Sono sulla nave di
Ulisse, il mare è calmo, da pochi giorni abbiamo abbandonato la città di Troia
lasciandoci alle spalle la guerra e con il solo desiderio di ritornare a casa
per riabbracciare le nostre famiglie. Sono riuscito a sopravvivere dieci anni grazie
al nostro sovrano Ulisse che con la sua furbizia e intelligenza è riuscito a
salvarci tutti durante questa lunga guerra. Ora sto navigando sul mare, calmo e
sereno; vedo Ulisse parlare con alcuni dei miei compagni, ed anche lui non vede
l’ora di riabbracciare la sua famiglia. È ormai pomeriggio, non ancora notte,
ma si vede un tramonto color arancio, giallo e un po’ di violaceo qua e là.
Tutti noi navigavamo con tanta fame e la stanchezza si fa sentire man mano che
passava il tempo. Ad un certo punto sento una scia di vento sfiorarmi la pelle,
un soffio di vento congelante, allora girandomi di scatto, sentì dietro di noi
un forte gelo, perché l’acqua faceva una patina molto sottile che sembrava
ghiaccio, allora mi misi a correre verso Ulisse per avvertirlo di quello che
sta accadendo: -Ulisse, dietro di noi il mare calmo diventa ghiaccio, e con la
paura che potrebbe nuocere, sono venuto ad informarla di quello che potrà
succedere a voi, ma soprattutto a noi, che non abbiamo la vostra forza e la
vostra resistenza.- Lui mi rispose subito: -Tranquillo, non mi sembra niente di
così tenebroso, forse è meglio se ora facciamo anche una pausa per mangiare e
riposarci per poi riprende il viaggio con lo stomaco pieno-. Allora io con più
tranquillità mi rimetto al mio posto e continuo a remare. Stiamo navigando sul
Mar Mediterraneo . Ulisse decide di fare una tappa, arriviamo in Tracia, la
terra dei Ciconi, dove combattiamo contro il popolo. Dopo essere ripartiti, una
grossa tempesta ci scaglia, insieme alla nave, nella terra dei Lotofagi, dove
noi abbiamo mangiato un’erba che ci ha fatto dimentica la patria e il nostro
Re, Ulisse, ci ha aiutato a ritornare alla nave e riprendere il viaggio.

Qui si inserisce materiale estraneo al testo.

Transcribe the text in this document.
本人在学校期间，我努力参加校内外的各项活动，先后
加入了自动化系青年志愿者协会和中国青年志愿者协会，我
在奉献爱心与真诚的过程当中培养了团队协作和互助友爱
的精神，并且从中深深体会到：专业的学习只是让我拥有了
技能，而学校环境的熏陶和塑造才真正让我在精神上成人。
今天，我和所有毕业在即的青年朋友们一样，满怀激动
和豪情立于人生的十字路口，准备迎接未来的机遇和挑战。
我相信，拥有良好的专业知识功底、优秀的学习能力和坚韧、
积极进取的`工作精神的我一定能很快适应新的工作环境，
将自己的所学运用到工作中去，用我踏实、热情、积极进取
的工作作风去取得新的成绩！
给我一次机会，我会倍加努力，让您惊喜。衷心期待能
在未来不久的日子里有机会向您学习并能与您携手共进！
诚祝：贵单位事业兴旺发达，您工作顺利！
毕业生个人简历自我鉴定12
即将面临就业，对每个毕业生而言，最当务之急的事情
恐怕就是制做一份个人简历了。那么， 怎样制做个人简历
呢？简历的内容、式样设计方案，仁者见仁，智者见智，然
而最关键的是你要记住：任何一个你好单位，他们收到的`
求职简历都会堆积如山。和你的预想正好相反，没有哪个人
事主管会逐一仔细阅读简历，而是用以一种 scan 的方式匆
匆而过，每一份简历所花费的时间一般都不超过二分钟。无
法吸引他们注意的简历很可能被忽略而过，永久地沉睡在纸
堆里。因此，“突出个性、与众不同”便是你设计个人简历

Successivamente arriviamo in Italia,
nella terra dei Ciclopi, lì, all’interno di una grotta, incontriamo Polifemo, un grande ciclope che
viveva in una grotta da solo. Entriamo nella grotta e non c’è nessuno, ci sono
solo tante stalle vuote però. Dopo qualche minuto Ulisse ha sentito dei rumori
e subito Polifemo entra nella grotta, fa rientrare tutte le caprette e le
pecorelle nelle stalle e si mette a sedere. Accorto non si era accorto di noi,
ma quando si gira verso la parete più buia della sua grotta ci vede, ha un solo
occhio enorme come tutto il suo corpo, e
appena ci vede inizia ad urlarci, dicendoci cose un po’ brutte e ci insulta.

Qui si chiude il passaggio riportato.